Anxiety in the board room
Just because the recession may be over doesn’t mean businesses are ready to sprint again. In fact, after limping along for more than a year, most executives and board members of Philadelphia-area firms said they don’t expect “business as usual” for at least the next four years.
Just because the recession may be over doesn't mean businesses are ready to sprint again.
In fact, after limping along for more than a year, most executives and board members of Philadelphia-area firms said they don't expect "business as usual" for at least the next four years.
Such was the apprehension detected by the latest survey conducted by KPMG L.L.P.'s Audit Committee Institute.
I know President Obama is eager for "fat cat" bankers to turn on the loan spigots so that the nation's small-business owners can hang up help-wanted signs and put all Americans back to work.

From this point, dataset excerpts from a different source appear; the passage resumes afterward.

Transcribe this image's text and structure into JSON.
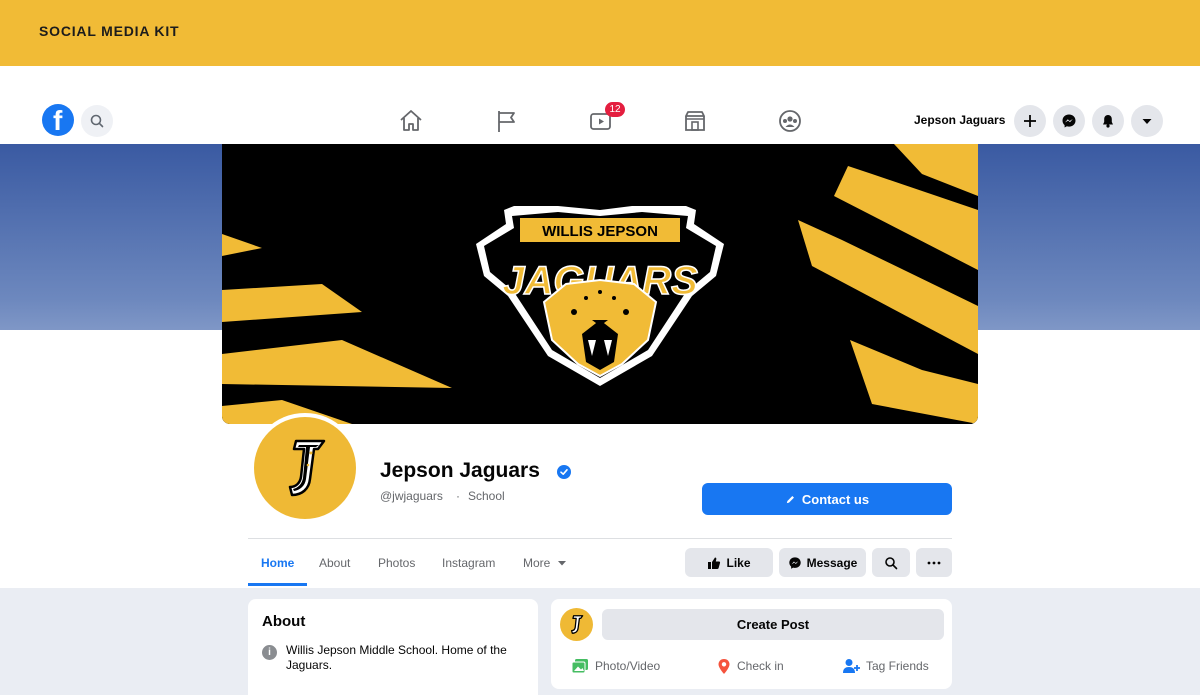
{
  "banner": {
    "title": "SOCIAL MEDIA KIT"
  },
  "nav": {
    "search_icon": "search-icon",
    "tabs": [
      "home-icon",
      "flag-icon",
      "watch-icon",
      "marketplace-icon",
      "groups-icon"
    ],
    "watch_badge": "12",
    "username": "Jepson Jaguars",
    "right_buttons": [
      "plus-icon",
      "messenger-icon",
      "bell-icon",
      "caret-down-icon"
    ]
  },
  "cover": {
    "school_line": "WILLIS JEPSON",
    "team_name": "JAGUARS",
    "colors": {
      "gold": "#f1bb36",
      "black": "#000000"
    }
  },
  "profile": {
    "name": "Jepson Jaguars",
    "handle": "@jwjaguars",
    "separator": "·",
    "category": "School",
    "contact_label": "Contact us",
    "avatar_letter": "J"
  },
  "tabs": [
    "Home",
    "About",
    "Photos",
    "Instagram",
    "More"
  ],
  "actions": {
    "like": "Like",
    "message": "Message"
  },
  "about": {
    "title": "About",
    "text": "Willis Jepson Middle School. Home of the Jaguars."
  },
  "composer": {
    "create_post": "Create Post",
    "photo_video": "Photo/Video",
    "check_in": "Check in",
    "tag_friends": "Tag Friends"
  },
  "colors": {
    "accent": "#1877f2",
    "brand_gold": "#f1bb36",
    "badge": "#e41e3f"
  }
}
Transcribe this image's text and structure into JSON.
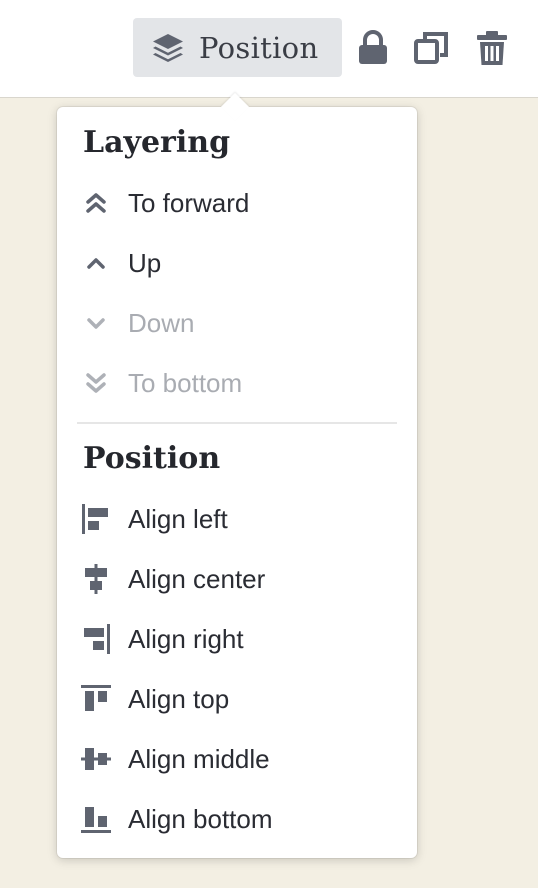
{
  "toolbar": {
    "position_button_label": "Position",
    "icons": [
      "layers-icon",
      "lock-icon",
      "duplicate-icon",
      "trash-icon"
    ],
    "accent_bg": "#e3e5e8",
    "icon_color": "#5f6470"
  },
  "menu": {
    "layering_title": "Layering",
    "layering_items": [
      {
        "label": "To forward",
        "icon": "double-chevron-up-icon",
        "disabled": false
      },
      {
        "label": "Up",
        "icon": "chevron-up-icon",
        "disabled": false
      },
      {
        "label": "Down",
        "icon": "chevron-down-icon",
        "disabled": true
      },
      {
        "label": "To bottom",
        "icon": "double-chevron-down-icon",
        "disabled": true
      }
    ],
    "position_title": "Position",
    "position_items": [
      {
        "label": "Align left",
        "icon": "align-left-icon"
      },
      {
        "label": "Align center",
        "icon": "align-center-icon"
      },
      {
        "label": "Align right",
        "icon": "align-right-icon"
      },
      {
        "label": "Align top",
        "icon": "align-top-icon"
      },
      {
        "label": "Align middle",
        "icon": "align-middle-icon"
      },
      {
        "label": "Align bottom",
        "icon": "align-bottom-icon"
      }
    ]
  }
}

But there's a confidence problem right now. The men and women who run companies big and small are not convinced the economic recovery is for real.
Jerry Maginnis, managing partner of KPMG's Philadelphia office, said both the survey and his own conversations with executives picked up "a fair amount of anxiety."
For one thing, senior executives and corporate boards still focus more on the balance sheet than the income statement.
Leaders remain fixated on when their debt is maturing. "They continue to be concerned about whether they have the financial stability to ride this out," Maginnis said.
"This" means the post-financial crisis, the post-recession recovery, and the policy changes that Washington is debating, orating and enacting.
Pessimism can be seen in the 44 percent of the nearly 100 survey respondents who said they don't expect a return to pre-recession levels of investment, employment, and productivity, until at least 2013 or 2014.
Many companies slashed investment and employment over the last year and have benefitted from higher productivity rates. While costcutting can green up the bottom line, there is a real risk that cuts were made simply for the sake of survival, not strategically, Maginnis said.
With most of the cost-cutting over, those captains of industry should be calculating how quickly they could ramp up their organizations should orders start rolling in and a backlog grow.
Instead, Maginnis said, many have "one foot in the boat and one out."
That may work if the dock is a long one, but it's not getting us anywhere fast.